Updated at 12:50 p.m., Wednesday, April 11, 2007
VA opposes giving WWII Filipino veterans full benefits
By DENNIS CAMIRE
Gannett News Service
Ronald R. Aument, deputy under secretary of the Department of Veterans Affairs, told the Senate Veterans Affairs Committee paying even a portion of those benefits would cost at least $4 billion over a decade.
In addition, veterans who live in the Philippines and receive full benefits would have a much higher standard of living compared with the rest of country's population, Aument said.
"VA benefits paid to beneficiaries living in the United States, such as U.S. veterans, do not enable those beneficiaries to live higher than the general U.S. population," he said. "We do not support the bill because it would disproportionately favor Filipino veterans over U.S. veterans."
The nonpartisan Congressional Budget Office has said providing full benefits for Filipino veterans would cost about $1 billion over 10 years.
Filipino veterans, who laid a wreath Tuesday at the National World War II Memorial in Washington, told the VA committee about their wartime experiences and struggle to get benefits they believe they are owed.

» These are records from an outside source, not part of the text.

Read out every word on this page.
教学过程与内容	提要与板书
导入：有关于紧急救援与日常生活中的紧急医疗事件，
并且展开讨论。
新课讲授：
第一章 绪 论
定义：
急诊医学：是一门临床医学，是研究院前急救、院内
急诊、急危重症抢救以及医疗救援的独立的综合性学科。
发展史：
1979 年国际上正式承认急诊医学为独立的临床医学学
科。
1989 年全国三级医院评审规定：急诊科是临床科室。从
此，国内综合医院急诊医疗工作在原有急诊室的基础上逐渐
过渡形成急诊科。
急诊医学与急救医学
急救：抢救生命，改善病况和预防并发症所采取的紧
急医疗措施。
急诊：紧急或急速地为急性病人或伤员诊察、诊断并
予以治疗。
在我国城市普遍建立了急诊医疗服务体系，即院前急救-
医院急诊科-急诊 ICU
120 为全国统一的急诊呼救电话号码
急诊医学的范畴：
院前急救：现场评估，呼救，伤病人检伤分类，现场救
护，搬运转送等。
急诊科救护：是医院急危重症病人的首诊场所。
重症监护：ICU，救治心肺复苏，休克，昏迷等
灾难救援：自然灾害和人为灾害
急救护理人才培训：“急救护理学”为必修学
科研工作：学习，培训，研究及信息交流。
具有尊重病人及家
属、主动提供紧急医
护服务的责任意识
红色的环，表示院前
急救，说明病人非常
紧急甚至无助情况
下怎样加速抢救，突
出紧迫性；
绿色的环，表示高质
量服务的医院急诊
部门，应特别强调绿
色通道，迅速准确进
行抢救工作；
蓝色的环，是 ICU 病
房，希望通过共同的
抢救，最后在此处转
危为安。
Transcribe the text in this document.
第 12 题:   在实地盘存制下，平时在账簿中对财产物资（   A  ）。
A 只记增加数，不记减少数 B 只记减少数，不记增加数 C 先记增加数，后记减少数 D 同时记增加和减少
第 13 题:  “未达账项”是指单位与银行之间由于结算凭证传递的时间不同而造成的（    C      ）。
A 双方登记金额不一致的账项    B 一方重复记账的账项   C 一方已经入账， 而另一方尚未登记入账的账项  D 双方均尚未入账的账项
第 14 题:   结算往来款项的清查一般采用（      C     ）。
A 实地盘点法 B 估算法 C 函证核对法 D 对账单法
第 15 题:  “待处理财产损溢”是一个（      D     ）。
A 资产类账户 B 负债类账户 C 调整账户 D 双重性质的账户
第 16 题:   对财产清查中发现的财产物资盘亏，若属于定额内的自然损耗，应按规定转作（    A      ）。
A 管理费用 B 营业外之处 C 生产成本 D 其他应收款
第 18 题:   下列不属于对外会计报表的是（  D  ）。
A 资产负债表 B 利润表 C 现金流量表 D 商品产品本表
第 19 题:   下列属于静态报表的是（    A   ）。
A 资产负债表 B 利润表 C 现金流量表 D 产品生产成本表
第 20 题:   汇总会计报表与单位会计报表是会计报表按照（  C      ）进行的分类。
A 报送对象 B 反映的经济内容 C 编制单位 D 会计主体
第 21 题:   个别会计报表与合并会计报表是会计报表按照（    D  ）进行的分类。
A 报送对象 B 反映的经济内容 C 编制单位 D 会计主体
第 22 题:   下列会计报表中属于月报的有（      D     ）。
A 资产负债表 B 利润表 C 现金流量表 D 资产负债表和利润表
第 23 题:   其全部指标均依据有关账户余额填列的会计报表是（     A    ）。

"We served with honor and loyalty," said Benito Valdez, 83, of Seattle. "Today 63 years later that loyalty and sense of duty has not faded away. Many of us aging Filipino war veterans believe that it is our American allies who have forgotten us."
Sen. Dan Akaka, the Hawai'i Democrat who chairs the Senate panel, said the Filipinos deserve the benefits they were promised when they fought alongside U.S. soldiers. Denial "means they are not officially acknowledged by the United States government as true veterans," Akaka said.
Sen. Larry Craig of Idaho, the top Republican on the committee, said he supports giving Filipinos full benefits but added he's worried about the cost and the standard-of-living issues.
"The same benefit paid to veterans in the Philippines would provide income that is almost four times the average household income in that country," he said.
Art Caleda of Waipahu, a former Filipino intelligence officer, said Congress in 1946 "unceremoniously stripped our well-earned honor and highly deserved benefits."
"Justice delayed is justice denied," said Caleda, 83, who was wounded in 1944 while helping rescue a downed U.S. pilot.
A LITTLE BIT OF HISTORY
About 200,000 Filipinos were drafted into the U.S. Army in 1941. Many fought at Corregidor and Bataan and later became part of guerrilla units organized by the U.S. military in the islands' mountainous jungles.
They tied down Japanese forces, preventing them from being deployed elsewhere.
In 1946, Congress stripped thousands of the Filipino fighters of their eligibility for full veterans' benefits to save money.
Since 1992, the Filipino veterans have sought full benefits such as pensions for low-income veterans over 65 almost $11,000 a year for single veterans disability compensation, full health care coverage and survivors' compensation.
Most of the estimated 20,000 Filipino veterans still living are in their 80s and 90s.